By Kelly Jean Forrest

Not only is your credit union different than traditional banks and financial institutions, but it’s also different than every other credit union out there. However, there is one commonality you share: a strategic marketing budget. Below, you’ll learn how to maximize your marketing budget with must-have marketing tools and tactics.

We’ll help you take into consideration your unique offerings (products and services), as well as your location and member demographics, so you can develop a marketing strategy that differentiates your credit union from the competition, helps to attract and retain new customers, and focuses on what sets you apart from other financial organizations.

Here are must-have marketing tools and tactics designed specifically for credit unions.

Tactic #1: Focus on Your Values

People don’t make decisions based on just one factor. Although you may think your current customers choose your credit union based solely on financial factors (e.g., annual percentage yields (APY) offered, checking fees, and so on), in actuality they make decisions based on many factors which include: emotions, community, connection, and personal values. In fact, neuroscience confirms that 95 percent of our purchasing decisions are made subconsciously and people rely more on emotions and experiences when making these decisions.

If you were to market based on your financial offerings alone, it wouldn’t take too long before another institution dropped in and offered the exact same thing—or something better. So focus on what differentiates you in the non-tangible sense from other financial institutions in the area.

Is your credit union involved with the community? (Local food drives, neighborhood improvement projects, community engagement, etc.) Include that as part of the story you tell in your marketing. Focus on community connectedness, trust, belonging, personal connections, and tie those things in with your financial offerings.

The financial services industry has changed. Learn how video and inbound  marketing can humanize your financial services.

Tactic #2: Invest in Meaningful Content

No story can be told without a little content planning. A content marketing strategy that focuses on your values will be key to differentiating yourself from the competition.

When developing your content strategy (whether it’s new content once a month or several times a week), consider your voice, the products and services you will be producing your content around, and the resources you can offer lifelong members and prospects who may not be familiar with your brand.

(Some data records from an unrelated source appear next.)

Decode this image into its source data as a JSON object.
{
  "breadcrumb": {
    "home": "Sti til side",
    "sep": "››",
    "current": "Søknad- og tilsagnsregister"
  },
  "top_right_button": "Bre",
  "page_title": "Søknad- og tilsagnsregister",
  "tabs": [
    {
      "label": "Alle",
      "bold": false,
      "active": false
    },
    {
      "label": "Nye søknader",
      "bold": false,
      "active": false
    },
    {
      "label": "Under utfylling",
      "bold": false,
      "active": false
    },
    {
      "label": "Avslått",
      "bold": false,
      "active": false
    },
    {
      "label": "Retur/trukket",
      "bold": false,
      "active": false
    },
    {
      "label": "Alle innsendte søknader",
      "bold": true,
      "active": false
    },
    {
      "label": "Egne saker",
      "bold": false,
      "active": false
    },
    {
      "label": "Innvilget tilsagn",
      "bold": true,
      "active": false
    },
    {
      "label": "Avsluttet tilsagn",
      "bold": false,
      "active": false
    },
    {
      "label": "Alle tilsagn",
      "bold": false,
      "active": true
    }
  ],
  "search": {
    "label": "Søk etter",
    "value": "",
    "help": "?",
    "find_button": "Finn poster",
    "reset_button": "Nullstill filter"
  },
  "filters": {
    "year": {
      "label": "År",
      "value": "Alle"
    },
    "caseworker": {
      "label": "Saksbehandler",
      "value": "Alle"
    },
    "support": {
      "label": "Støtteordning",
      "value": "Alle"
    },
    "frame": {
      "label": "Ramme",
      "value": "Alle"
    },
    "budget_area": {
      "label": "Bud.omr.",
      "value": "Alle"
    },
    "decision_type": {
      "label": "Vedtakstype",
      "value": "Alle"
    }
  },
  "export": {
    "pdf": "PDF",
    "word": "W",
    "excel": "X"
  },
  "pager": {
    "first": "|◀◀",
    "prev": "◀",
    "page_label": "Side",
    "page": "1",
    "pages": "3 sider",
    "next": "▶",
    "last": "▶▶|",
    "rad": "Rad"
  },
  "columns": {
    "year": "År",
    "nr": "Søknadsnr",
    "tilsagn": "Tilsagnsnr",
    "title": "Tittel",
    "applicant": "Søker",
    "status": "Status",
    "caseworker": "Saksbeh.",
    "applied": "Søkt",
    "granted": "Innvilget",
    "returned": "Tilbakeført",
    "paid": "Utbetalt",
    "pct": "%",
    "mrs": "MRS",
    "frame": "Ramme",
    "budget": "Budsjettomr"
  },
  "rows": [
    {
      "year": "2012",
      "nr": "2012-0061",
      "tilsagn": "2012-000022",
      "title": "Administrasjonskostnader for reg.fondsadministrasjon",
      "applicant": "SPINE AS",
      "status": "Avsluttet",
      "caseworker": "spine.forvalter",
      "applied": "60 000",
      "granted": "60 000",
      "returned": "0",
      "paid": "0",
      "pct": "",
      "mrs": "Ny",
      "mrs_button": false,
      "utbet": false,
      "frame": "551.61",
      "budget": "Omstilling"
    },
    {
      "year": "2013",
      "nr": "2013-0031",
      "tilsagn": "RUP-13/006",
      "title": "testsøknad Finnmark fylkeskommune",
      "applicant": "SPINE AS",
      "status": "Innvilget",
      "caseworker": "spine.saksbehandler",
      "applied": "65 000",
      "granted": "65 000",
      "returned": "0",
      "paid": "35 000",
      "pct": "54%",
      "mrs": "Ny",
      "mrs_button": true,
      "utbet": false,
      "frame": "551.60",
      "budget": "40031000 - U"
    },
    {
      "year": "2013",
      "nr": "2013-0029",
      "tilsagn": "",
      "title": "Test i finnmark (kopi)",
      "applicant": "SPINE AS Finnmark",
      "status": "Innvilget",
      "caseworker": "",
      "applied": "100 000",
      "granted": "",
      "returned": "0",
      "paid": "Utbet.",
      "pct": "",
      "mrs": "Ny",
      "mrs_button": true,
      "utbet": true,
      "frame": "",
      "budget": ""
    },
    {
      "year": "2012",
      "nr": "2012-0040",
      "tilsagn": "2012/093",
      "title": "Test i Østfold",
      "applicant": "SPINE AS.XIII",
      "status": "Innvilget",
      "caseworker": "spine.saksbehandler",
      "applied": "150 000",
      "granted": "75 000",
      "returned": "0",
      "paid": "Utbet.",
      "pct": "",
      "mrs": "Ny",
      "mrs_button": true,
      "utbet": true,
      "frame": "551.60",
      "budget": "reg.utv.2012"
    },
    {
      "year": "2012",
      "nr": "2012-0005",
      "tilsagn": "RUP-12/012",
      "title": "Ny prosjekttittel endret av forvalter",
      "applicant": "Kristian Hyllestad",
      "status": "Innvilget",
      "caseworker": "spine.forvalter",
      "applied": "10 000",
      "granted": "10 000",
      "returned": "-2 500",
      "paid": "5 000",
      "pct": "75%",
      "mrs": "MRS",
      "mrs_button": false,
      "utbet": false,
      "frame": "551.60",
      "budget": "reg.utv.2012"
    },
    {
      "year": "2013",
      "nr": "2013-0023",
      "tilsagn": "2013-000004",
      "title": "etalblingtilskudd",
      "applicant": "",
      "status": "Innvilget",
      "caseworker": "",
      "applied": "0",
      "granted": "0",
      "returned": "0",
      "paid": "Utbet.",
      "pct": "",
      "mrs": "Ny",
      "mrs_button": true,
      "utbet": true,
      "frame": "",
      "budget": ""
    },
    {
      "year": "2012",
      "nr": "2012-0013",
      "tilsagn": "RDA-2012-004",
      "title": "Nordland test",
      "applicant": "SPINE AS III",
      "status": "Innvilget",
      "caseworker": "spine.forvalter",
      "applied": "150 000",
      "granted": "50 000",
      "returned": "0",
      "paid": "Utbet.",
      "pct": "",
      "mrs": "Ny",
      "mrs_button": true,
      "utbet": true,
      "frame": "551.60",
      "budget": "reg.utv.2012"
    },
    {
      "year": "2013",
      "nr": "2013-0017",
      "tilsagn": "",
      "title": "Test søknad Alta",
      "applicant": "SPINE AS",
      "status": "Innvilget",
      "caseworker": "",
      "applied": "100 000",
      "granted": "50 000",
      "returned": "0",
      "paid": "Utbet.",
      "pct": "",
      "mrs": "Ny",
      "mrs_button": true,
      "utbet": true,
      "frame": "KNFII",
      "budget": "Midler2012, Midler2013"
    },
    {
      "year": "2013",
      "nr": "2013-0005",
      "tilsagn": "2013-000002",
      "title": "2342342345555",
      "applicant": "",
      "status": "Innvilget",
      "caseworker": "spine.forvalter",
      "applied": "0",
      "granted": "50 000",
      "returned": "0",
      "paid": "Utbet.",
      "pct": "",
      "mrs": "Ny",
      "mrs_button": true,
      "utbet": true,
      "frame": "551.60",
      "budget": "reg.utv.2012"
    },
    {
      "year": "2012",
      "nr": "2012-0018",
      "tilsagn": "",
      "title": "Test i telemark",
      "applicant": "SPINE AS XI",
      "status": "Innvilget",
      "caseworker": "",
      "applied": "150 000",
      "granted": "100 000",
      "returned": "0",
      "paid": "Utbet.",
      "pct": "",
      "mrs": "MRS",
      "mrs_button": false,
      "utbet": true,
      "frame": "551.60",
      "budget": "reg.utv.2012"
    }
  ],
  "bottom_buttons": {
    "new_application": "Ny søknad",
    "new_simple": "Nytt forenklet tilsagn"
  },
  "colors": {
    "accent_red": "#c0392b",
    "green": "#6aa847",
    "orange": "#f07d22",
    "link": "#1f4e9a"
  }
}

The voice you use to tell your story can be developed with the help of your customer data. Pull together who your current customers are from their account histories, social media, support center information, and email communications so you can speak to prospects in a voice they understand about products and services that are of interest to them. 

This content can span across your websites, blog, mobile app, email, and social media accounts, and directly address the emotions, needs, and questions of the members you’d like to attract. Also, consider resources like loan calculators and webpages dedicated to rates—these are the decision-making tools future members will depend on when deciding what financial institution to join.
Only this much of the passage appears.